Second email: Tuesday, November 19, 2019 @ 3 PM
Dear Prof. Dr. Manjul Bhargava:
You grew up tasting and knowing numbers profoundly. Primes became real friends. For most of us, those ruffians naturally became part of our street gang, but they spoke a rather refined language as if they were always multitasking and had multiple communications channels ongoing.
There were always natural groupings within our gang. We each had our role, but we were all on-again, off-again friends. We’ve also done some cherry-picking, a little from Euler’s group, and more recently from a Feigenbaum group, the Fourier family, as well as the Gauss and Poincare families. They all seem to be integrating, BUT, we’re not sure.
We know you know these families, groups, and sets like the back of your hand. Our base-2 group is leading the way.
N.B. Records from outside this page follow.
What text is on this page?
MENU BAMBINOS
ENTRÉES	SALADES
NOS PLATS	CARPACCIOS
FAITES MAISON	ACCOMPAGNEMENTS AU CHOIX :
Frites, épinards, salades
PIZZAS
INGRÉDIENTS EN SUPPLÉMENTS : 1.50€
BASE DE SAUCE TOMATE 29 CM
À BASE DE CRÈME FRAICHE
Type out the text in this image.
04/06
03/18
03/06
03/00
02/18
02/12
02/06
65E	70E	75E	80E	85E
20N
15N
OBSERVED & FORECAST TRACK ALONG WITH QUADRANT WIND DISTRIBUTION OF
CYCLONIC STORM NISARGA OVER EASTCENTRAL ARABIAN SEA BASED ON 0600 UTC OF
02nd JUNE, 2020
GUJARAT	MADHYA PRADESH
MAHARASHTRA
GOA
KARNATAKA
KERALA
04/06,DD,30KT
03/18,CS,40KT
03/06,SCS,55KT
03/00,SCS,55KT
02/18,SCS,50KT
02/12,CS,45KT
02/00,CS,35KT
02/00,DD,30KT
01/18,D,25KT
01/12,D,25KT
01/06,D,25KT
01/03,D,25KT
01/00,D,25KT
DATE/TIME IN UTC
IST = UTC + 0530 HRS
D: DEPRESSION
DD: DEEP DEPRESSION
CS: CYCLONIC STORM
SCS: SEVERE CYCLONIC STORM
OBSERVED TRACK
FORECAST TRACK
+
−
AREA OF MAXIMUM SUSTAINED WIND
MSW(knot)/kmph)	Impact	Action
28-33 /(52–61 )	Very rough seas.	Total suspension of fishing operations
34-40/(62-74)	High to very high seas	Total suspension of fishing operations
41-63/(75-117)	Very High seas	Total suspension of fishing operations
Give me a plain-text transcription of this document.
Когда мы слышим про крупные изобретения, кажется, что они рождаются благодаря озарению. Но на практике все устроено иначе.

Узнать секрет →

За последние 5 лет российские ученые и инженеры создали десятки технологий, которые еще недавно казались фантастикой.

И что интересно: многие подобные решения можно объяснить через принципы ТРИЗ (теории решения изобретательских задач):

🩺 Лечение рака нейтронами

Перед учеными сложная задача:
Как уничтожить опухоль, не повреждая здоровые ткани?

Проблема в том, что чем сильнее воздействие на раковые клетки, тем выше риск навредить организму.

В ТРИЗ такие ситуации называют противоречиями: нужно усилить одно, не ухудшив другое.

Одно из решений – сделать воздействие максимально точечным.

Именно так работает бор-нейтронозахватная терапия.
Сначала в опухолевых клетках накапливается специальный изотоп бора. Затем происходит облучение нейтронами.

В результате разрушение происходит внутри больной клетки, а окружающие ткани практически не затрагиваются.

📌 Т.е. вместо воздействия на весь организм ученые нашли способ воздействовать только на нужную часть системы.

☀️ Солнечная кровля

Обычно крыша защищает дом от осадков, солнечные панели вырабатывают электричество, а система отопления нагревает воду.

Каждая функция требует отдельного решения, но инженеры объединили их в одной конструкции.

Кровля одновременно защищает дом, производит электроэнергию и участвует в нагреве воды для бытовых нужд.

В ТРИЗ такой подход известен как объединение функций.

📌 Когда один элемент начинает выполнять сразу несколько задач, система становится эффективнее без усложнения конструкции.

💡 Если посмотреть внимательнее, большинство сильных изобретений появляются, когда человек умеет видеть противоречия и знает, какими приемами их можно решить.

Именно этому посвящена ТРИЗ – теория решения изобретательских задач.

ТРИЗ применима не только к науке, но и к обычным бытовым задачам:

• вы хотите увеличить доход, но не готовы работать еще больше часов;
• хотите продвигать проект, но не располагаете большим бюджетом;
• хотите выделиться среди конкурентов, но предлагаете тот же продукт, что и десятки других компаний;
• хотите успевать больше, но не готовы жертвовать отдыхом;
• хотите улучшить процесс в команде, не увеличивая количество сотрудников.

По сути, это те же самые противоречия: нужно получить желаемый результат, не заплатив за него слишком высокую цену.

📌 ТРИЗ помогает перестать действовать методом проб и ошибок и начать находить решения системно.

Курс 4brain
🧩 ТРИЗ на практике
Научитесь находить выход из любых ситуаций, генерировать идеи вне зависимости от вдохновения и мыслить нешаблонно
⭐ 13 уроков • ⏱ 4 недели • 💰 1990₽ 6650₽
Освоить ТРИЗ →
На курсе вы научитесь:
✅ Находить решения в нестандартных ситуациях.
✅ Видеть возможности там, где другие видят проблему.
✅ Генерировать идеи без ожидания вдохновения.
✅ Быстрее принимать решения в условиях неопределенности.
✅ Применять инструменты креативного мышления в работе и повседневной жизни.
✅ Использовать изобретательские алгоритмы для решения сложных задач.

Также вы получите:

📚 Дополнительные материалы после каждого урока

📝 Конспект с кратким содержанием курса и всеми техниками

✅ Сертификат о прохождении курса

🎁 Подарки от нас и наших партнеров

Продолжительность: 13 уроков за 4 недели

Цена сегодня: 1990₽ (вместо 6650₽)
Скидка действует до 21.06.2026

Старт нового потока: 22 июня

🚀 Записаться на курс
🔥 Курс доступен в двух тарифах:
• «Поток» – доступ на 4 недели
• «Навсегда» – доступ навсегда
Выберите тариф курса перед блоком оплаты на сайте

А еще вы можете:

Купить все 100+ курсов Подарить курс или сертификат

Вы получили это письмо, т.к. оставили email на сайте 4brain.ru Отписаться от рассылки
We’re trying to get a lock on 202 sets that start with the Planck base units, but that 202nd set is incomplete, quite young and rambunctious. We are hoping that you can help us understand what we are doing right and what we are doing wrong with this total integration.
We asked for insights three years ago, but you have been oh-so-busy. And, we know you are still out straight. But, isn’t our problem, as simple as it seems from the outside, rather complex? And, couldn’t your knowledge and skill set be challenged by it all?
First email: Thursday, July 21, 2016, 2:12 PM
Dear Prof. Dr. Manjul Bhargava:
Would you, could you, please, help some high school people figure out what is wrong with our simple base-2 progression from Planck Time to the Age of the Universe? We started our project in a most peculiar way back in December 2011.
We went inside the tetrahedron.
We were dividing the edges by 2, and found the half-sized tetras in the four corners and an octahedron in the middle. We went inside that octahedron, dividing by 2, found the half-sized octas in each of the six corners and eight tetras in each face, all sharing a common center point. We kept going within all 19 objects.
BTW, you should know that I once visited with John Conway there in Fine Hall. He asked me, “Why are you so hung up on the tetrahedron and octahedron?” I will tell you that story sometime if you’d like to hear it.
Well, in just 40 steps within we were zipping by the fermions and protons and just kept going! In the next 67 steps, you wouldn’t believe what we saw along the way! We were then standing at the door of a so-called singularity that Max Planck gave us and all those secret codes, but it took 100 years and Frank Wilczek to begin to interpret them (2001, Physics Today, Scaling Mt. Planck I-III).
It didn’t take too long before we got the bright idea, “Let’s multiply by 2.” What an epiphany! It was 112 steps within to the Planck Length and Planck Time. In less than 90 steps multiplying by 2, we were out to the Age of the Universe and the Observable Universe.
We were lost within all this new information, so we decided to turn to the experts. We found Kees Boeke’s base-10 work from 1957 but he only had 40 quick jumps and missed so much of life! We found Stephen Hawking but he was in tight with big bang. Where are our experts?
202 base-2 steps from one end to the other, from the beginning of time to this day.
It is totally idiosyncratic, we know. Would you help us work with it? Guide us on our way?